Let $D^n$ be the $n$-dimensional unit radius disk in euclidean $\mathbb{R}^n$.

Larry Guth's *Sponge Problem* asks: Does there exist a constant $\epsilon=\epsilon_n$ such that every open subset $U\subset \mathbb{R}^n$ satisfying $vol(U)< \epsilon_n$ admits an expanding embedding $f: U\hookrightarrow D^n$? 

Recall $f$ is expanding embedding iff the symmetric matrix ${}^tDf\cdot Df$ has all eigenvalues $\geq 1$. Equivalently iff $||D_xf(v)||\geq ||v||$ for every $x\in U$ and tangent vector $v\in T_x U$. Equivalently iff $f$ increases the length of all curves in $U$.
 
My previous best estimate $\epsilon_n^*$ for $\epsilon_n$ comes from obvious example of two disks $D_1, D_2$ of radius $1/2$ kissing, which disks $U:=D_1\cup D_2$ cannot be properly expanded embedded into $D$. (The two kissing disks *barely* embed into $D$). 

The remarks of @Balarka Sen in comments yield the following improvement. Let $A$ be an Apollonian packing of $U$ which has minimal volume.
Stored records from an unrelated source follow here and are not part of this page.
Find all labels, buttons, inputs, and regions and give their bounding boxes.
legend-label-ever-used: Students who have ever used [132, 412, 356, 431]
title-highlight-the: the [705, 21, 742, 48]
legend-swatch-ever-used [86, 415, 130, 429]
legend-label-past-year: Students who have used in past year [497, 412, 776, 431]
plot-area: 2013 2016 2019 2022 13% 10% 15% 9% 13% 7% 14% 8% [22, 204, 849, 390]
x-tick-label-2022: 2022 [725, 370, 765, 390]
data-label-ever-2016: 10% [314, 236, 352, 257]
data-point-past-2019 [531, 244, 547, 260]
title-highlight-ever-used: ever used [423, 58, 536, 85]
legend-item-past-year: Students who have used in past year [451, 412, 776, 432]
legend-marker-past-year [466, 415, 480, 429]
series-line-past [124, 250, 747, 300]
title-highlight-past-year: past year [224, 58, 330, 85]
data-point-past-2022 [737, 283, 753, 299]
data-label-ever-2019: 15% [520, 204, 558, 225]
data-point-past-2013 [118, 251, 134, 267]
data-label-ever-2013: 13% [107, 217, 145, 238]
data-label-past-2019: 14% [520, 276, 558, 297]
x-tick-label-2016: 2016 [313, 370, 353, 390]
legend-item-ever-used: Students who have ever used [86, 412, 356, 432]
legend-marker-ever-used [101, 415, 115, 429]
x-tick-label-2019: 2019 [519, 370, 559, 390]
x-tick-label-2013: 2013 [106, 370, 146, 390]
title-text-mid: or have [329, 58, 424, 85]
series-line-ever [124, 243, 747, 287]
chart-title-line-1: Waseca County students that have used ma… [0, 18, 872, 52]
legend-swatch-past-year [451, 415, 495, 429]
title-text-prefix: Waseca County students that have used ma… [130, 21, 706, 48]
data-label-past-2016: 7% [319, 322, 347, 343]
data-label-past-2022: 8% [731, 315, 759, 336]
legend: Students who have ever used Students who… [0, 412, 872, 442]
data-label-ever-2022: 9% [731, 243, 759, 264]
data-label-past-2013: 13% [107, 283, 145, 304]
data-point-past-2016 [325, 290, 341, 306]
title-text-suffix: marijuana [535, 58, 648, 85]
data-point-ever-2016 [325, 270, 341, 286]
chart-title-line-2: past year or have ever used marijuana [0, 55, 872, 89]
Then we estimate $\epsilon^*_n$ as the minimal volume of an Apollonian packing of two kissing disks of radius $1/2$. This yields $$\epsilon^*_n<2 \cdot \text{Vol}(D(0,1/2))=\frac{\pi^{n/2}}{2^{n-1} \cdot\Gamma(n/2+1)},$$
where $D(0,1/2)$ is the $n$-ball of radius $1/2$.

I've been interested in Sponge problem for a few years, and for all that time I've yet to improve on the estimate $\epsilon^*_n = \epsilon_n$. (Although replacing $U$ with an Apollonian packing $A$ of minimal volume is new idea I learned from the comments). 

**Question**: Is anybody aware of any progress in Guth's Sponge Problem, or candidate open sets $U\subset \mathbb{R}^n$ with $vol(U)<\epsilon_n^*$ which cannot be expanded embedded into $D$?